El gobierno guatemalteco se ha lanzado a declarar a los miembros de las PAC "héroes que defendieron a la Patria", mostrando la naturaleza contrainsurgente del gobierno, ofendiendo una vez más la dignidad nacional, dando un paso atrás en el Proceso de Paz y con esa irresponsabilidad sembrando semillas de más enfrentamiento y violencia en el país, que ya están ocurriendo.

En los últimos meses en distintos lugares del país grupos de paramilitares que pertenecieron a las PAC, y muchos que no, han hecho manifestaciones públicas exigiendo al Gobierno que les sea entregada una compensación económica de 20,000 quetzales por las actividades que realizaron durante la época del conflicto armado interno.

Algunos aseguran que fueron obligados por el ejército a organizarse para enfrentar a las guerrillas del país; sin embargo, no se identifican como víctimas, sino exigen una indemnización por "servicios prestados al Estado", y reivindican su papel contrainsurgente.

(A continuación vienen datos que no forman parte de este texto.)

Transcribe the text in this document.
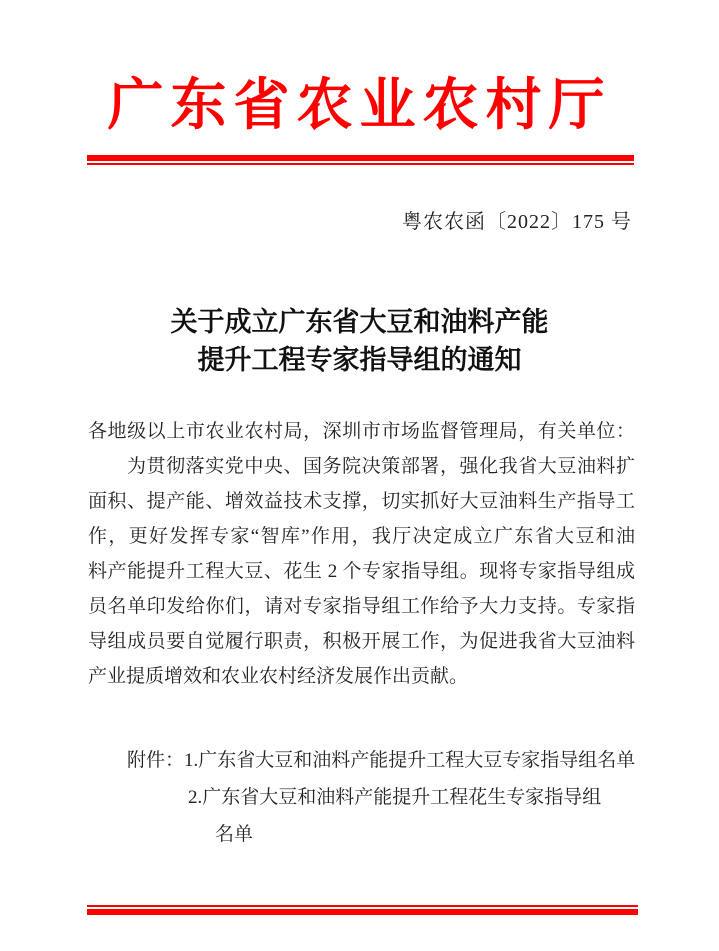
广东省农业农村厅
粤农农函〔2022〕175 号
关于成立广东省大豆和油料产能
提升工程专家指导组的通知
各地级以上市农业农村局，深圳市市场监督管理局，有关单位：
为贯彻落实党中央、国务院决策部署，强化我省大豆油料扩
面积、提产能、增效益技术支撑，切实抓好大豆油料生产指导工
作，更好发挥专家“智库”作用，我厅决定成立广东省大豆和油
料产能提升工程大豆、花生 2 个专家指导组。现将专家指导组成
员名单印发给你们，请对专家指导组工作给予大力支持。专家指
导组成员要自觉履行职责，积极开展工作，为促进我省大豆油料
产业提质增效和农业农村经济发展作出贡献。
附件：1.广东省大豆和油料产能提升工程大豆专家指导组名单
2.广东省大豆和油料产能提升工程花生专家指导组
名单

Mientras que la actitud del gobierno ante las demandas de resarcimiento de los familiares de las víctimas de la violencia estatal durante el conflicto ha sido siempre de un desinterés absoluto, ahora, en el caso de los paramilitares, la respuesta ha sido inmediata y hasta el mismo Presidente de la República, Alfonso Portillo, viajó al departamento de El Petén para dar un discurso ante miles de ellos, comprometiéndose a satisfacer sus demandas y alentando su reorganización.

La primera maniobra del gobierno fue pretender crear un impuesto específico para obtener el financiamiento requerido para satisfacer a la exigencia de las PAC, idea que fue impulsada públicamente por el Ministro de Finanzas, Eduardo Weymann. Pero ante el rechazo generalizado de todos los sectores del país, ahora pretende colocar eurobonos en el mercado internacional, vendiendo la idea que los fondos serán para un plan nacional de reparación a las víctimas del conflicto armado. El monto de la emisión sería 700 millones de dólares, que de concretarse elevaría la deuda externa en un 25 por ciento.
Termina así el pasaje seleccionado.